The story, based on a novel by crime writer Husain Zaidi is simple enough—a disgraced soldier of the Indian army is sent out to kill the masterminds of the attack who (mostly) roam free with impunity. India cannot do anything to get at them – “all we do is play cricket”, says Clean Cut Patriot to his bosses in RAW. “Look at America,” probably referring to the killing of Osama bin Laden. Handled well, this could become a sharp political drama; here it is little more than a short debate between Boring Looking Minister and Colourless RAW Chief, following which the latter decides to send off Daniyal Khan, the Phantom, who has been hiding on a snowy mountain to work off his angst (reminiscent of Rambo and many other characters).
In London, he meets Mannequin Who Looks Gorgeous and also Speaks, Nawaz Mistry, possibly the first non-caricatured Parsi character in a mainstream Hindi film. She works for a security consultancy Dark Water (bravo researchers) and gets 10,000 quid for pointing out a Pakistani who has settled in London after getting his face reshaped. He is soon despatched to his maker.
Next is David Coleman Headley in a Chicago prison, where Daniyal is jailed too. Cue several montages of Daniyal watching Headley working out his routine. (The film is big on montages). Headley too is killed off when a toxic chemical gets sprayed on to his body via the shower.

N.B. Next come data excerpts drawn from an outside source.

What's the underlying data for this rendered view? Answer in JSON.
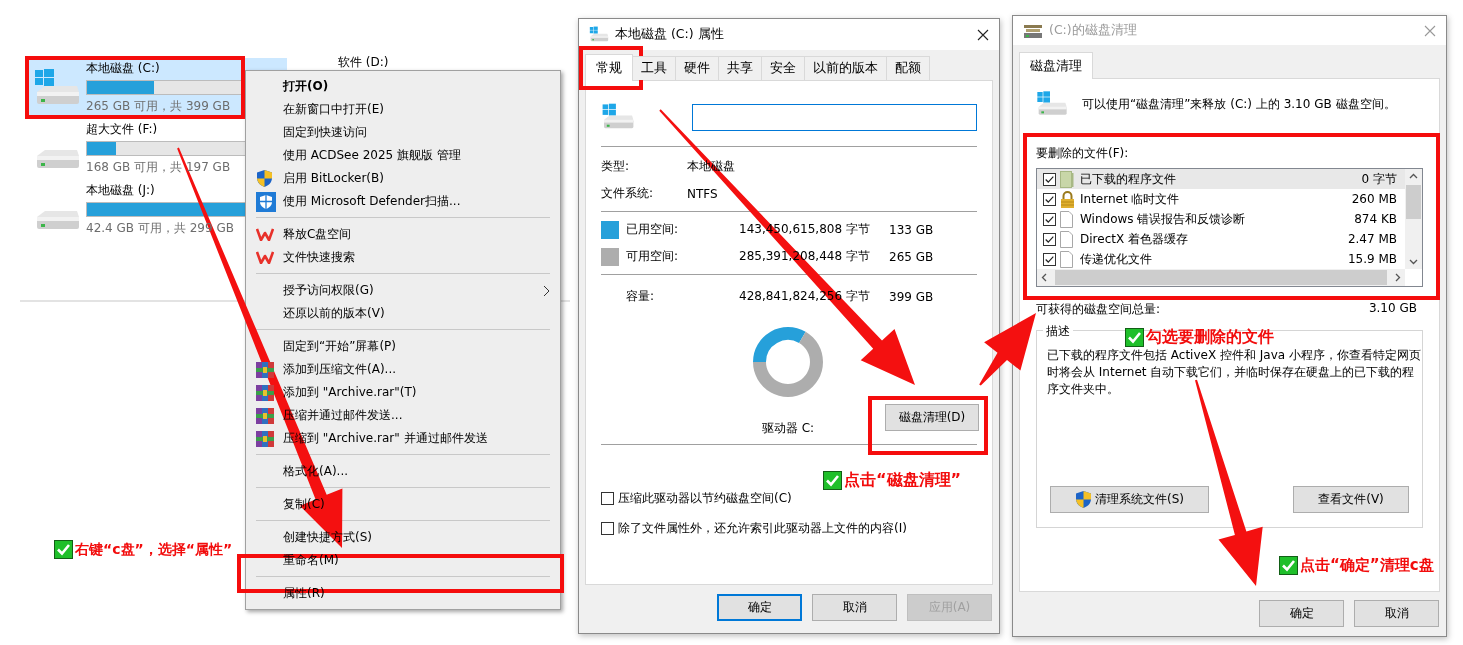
{
  "explorer": {
    "drives": [
      {
        "name": "本地磁盘 (C:)",
        "level": 0.336,
        "info": "265 GB 可用，共 399 GB",
        "selected": true,
        "kind": "system"
      },
      {
        "name": "超大文件 (F:)",
        "level": 0.147,
        "info": "168 GB 可用，共 197 GB",
        "selected": false,
        "kind": "plain"
      },
      {
        "name": "本地磁盘 (J:)",
        "level": 0.858,
        "info": "42.4 GB 可用，共 299 GB",
        "selected": false,
        "kind": "plain"
      }
    ],
    "other_drive": "软件 (D:)"
  },
  "context_menu": {
    "groups": [
      [
        {
          "label": "打开(O)",
          "kind": "plain",
          "default": true,
          "submenu": false
        },
        {
          "label": "在新窗口中打开(E)",
          "kind": "plain",
          "default": false,
          "submenu": false
        },
        {
          "label": "固定到快速访问",
          "kind": "plain",
          "default": false,
          "submenu": false
        },
        {
          "label": "使用 ACDSee 2025 旗舰版 管理",
          "kind": "plain",
          "default": false,
          "submenu": false
        },
        {
          "label": "启用 BitLocker(B)",
          "kind": "shield",
          "default": false,
          "submenu": false
        },
        {
          "label": "使用 Microsoft Defender扫描...",
          "kind": "defender",
          "default": false,
          "submenu": false
        }
      ],
      [
        {
          "label": "释放C盘空间",
          "kind": "wps",
          "default": false,
          "submenu": false
        },
        {
          "label": "文件快速搜索",
          "kind": "wps",
          "default": false,
          "submenu": false
        }
      ],
      [
        {
          "label": "授予访问权限(G)",
          "kind": "plain",
          "default": false,
          "submenu": true
        },
        {
          "label": "还原以前的版本(V)",
          "kind": "plain",
          "default": false,
          "submenu": false
        }
      ],
      [
        {
          "label": "固定到“开始”屏幕(P)",
          "kind": "plain",
          "default": false,
          "submenu": false
        },
        {
          "label": "添加到压缩文件(A)...",
          "kind": "rar",
          "default": false,
          "submenu": false
        },
        {
          "label": "添加到 \"Archive.rar\"(T)",
          "kind": "rar",
          "default": false,
          "submenu": false
        },
        {
          "label": "压缩并通过邮件发送...",
          "kind": "rar",
          "default": false,
          "submenu": false
        },
        {
          "label": "压缩到 \"Archive.rar\" 并通过邮件发送",
          "kind": "rar",
          "default": false,
          "submenu": false
        }
      ],
      [
        {
          "label": "格式化(A)...",
          "kind": "plain",
          "default": false,
          "submenu": false
        }
      ],
      [
        {
          "label": "复制(C)",
          "kind": "plain",
          "default": false,
          "submenu": false
        }
      ],
      [
        {
          "label": "创建快捷方式(S)",
          "kind": "plain",
          "default": false,
          "submenu": false
        },
        {
          "label": "重命名(M)",
          "kind": "plain",
          "default": false,
          "submenu": false
        }
      ],
      [
        {
          "label": "属性(R)",
          "kind": "plain",
          "default": false,
          "submenu": false
        }
      ]
    ]
  },
  "properties_dialog": {
    "title": "本地磁盘 (C:) 属性",
    "tabs": [
      {
        "label": "常规",
        "selected": true
      },
      {
        "label": "工具",
        "selected": false
      },
      {
        "label": "硬件",
        "selected": false
      },
      {
        "label": "共享",
        "selected": false
      },
      {
        "label": "安全",
        "selected": false
      },
      {
        "label": "以前的版本",
        "selected": false
      },
      {
        "label": "配额",
        "selected": false
      }
    ],
    "fields": [
      {
        "label": "类型:",
        "value": "本地磁盘"
      },
      {
        "label": "文件系统:",
        "value": "NTFS"
      }
    ],
    "spaces": [
      {
        "label": "已用空间:",
        "bytes": "143,450,615,808 字节",
        "size": "133 GB",
        "color": "#26a0da"
      },
      {
        "label": "可用空间:",
        "bytes": "285,391,208,448 字节",
        "size": "265 GB",
        "color": "#adadad"
      }
    ],
    "capacity": {
      "label": "容量:",
      "bytes": "428,841,824,256 字节",
      "size": "399 GB"
    },
    "chart_data": {
      "type": "donut",
      "values": [
        33.4,
        66.6
      ]
    },
    "drive_label": "驱动器 C:",
    "cleanup_button": "磁盘清理(D)",
    "options": [
      {
        "label": "压缩此驱动器以节约磁盘空间(C)",
        "checked": false
      },
      {
        "label": "除了文件属性外，还允许索引此驱动器上文件的内容(I)",
        "checked": false
      }
    ],
    "buttons": [
      {
        "label": "确定",
        "default": true,
        "disabled": false
      },
      {
        "label": "取消",
        "default": false,
        "disabled": false
      },
      {
        "label": "应用(A)",
        "default": false,
        "disabled": true
      }
    ]
  },
  "cleanup_dialog": {
    "title": "(C:)的磁盘清理",
    "active": false,
    "tabs": [
      {
        "label": "磁盘清理",
        "selected": true
      }
    ],
    "intro": "可以使用“磁盘清理”来释放  (C:) 上的 3.10 GB 磁盘空间。",
    "files_label": "要删除的文件(F):",
    "files": [
      {
        "name": "已下载的程序文件",
        "size": "0 字节",
        "checked": true,
        "selected": true,
        "kind": "folder"
      },
      {
        "name": "Internet 临时文件",
        "size": "260 MB",
        "checked": true,
        "selected": false,
        "kind": "lock"
      },
      {
        "name": "Windows 错误报告和反馈诊断",
        "size": "874 KB",
        "checked": true,
        "selected": false,
        "kind": "file"
      },
      {
        "name": "DirectX 着色器缓存",
        "size": "2.47 MB",
        "checked": true,
        "selected": false,
        "kind": "file"
      },
      {
        "name": "传递优化文件",
        "size": "15.9 MB",
        "checked": true,
        "selected": false,
        "kind": "file"
      }
    ],
    "total_label": "可获得的磁盘空间总量:",
    "total": "3.10 GB",
    "description_label": "描述",
    "description": "已下载的程序文件包括 ActiveX 控件和 Java 小程序，你查看特定网页时将会从 Internet 自动下载它们，并临时保存在硬盘上的已下载的程序文件夹中。",
    "actions": [
      {
        "label": "清理系统文件(S)",
        "kind": "shield"
      },
      {
        "label": "查看文件(V)",
        "kind": "plain"
      }
    ],
    "buttons": [
      {
        "label": "确定"
      },
      {
        "label": "取消"
      }
    ]
  },
  "annotations": [
    {
      "text": "右键“c盘”，选择“属性”"
    },
    {
      "text": "点击“磁盘清理”"
    },
    {
      "text": "勾选要删除的文件"
    },
    {
      "text": "点击“确定”清理c盘"
    }
  ]
}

After which its off to Pakistan to get the big one, Hafiz Saeed himself, except that he is called Hariz Saeed, which is a bit odd since Headley was named in the film. Here the film picks up some speed. The coming together of the plot to assassinate him, though stretching credibility, is full of small human touches to the story which otherwise was getting sunk under its own deadweight and a few explosions.
Sadly, for a man who made Bajrangi Bhaijaan with its unusual story, Phantom is cliché central, with inspiration drawn from scores of Hollywood blockbusters. Saif Ali Khan had a somewhat similar role in Agent Vinod, where he seemed to be having a fun time; here he has dialled in his performance. It’s not his fault; he doesn’t really know who he is supposed to be—the man trying to get back into favour with the army, a professional on an assignment, or – and this is hinted so barely that it never sinks in – a son wanting to win his father’s respect.
Kabir Khan has used Katrina in several movies; her weaknesses must be apparent to him now. Plainly speaking, she has a problem emoting. Ironically, hers is the better written role, but it is way beyond her reach to interpret it.
As for the ending, I will only say this: I was really surprised that the director did not put in a shot or two of the Prime Minister, an edited montage of the Republic Day parade and the national anthem. Maybe that would have got the punters fired up.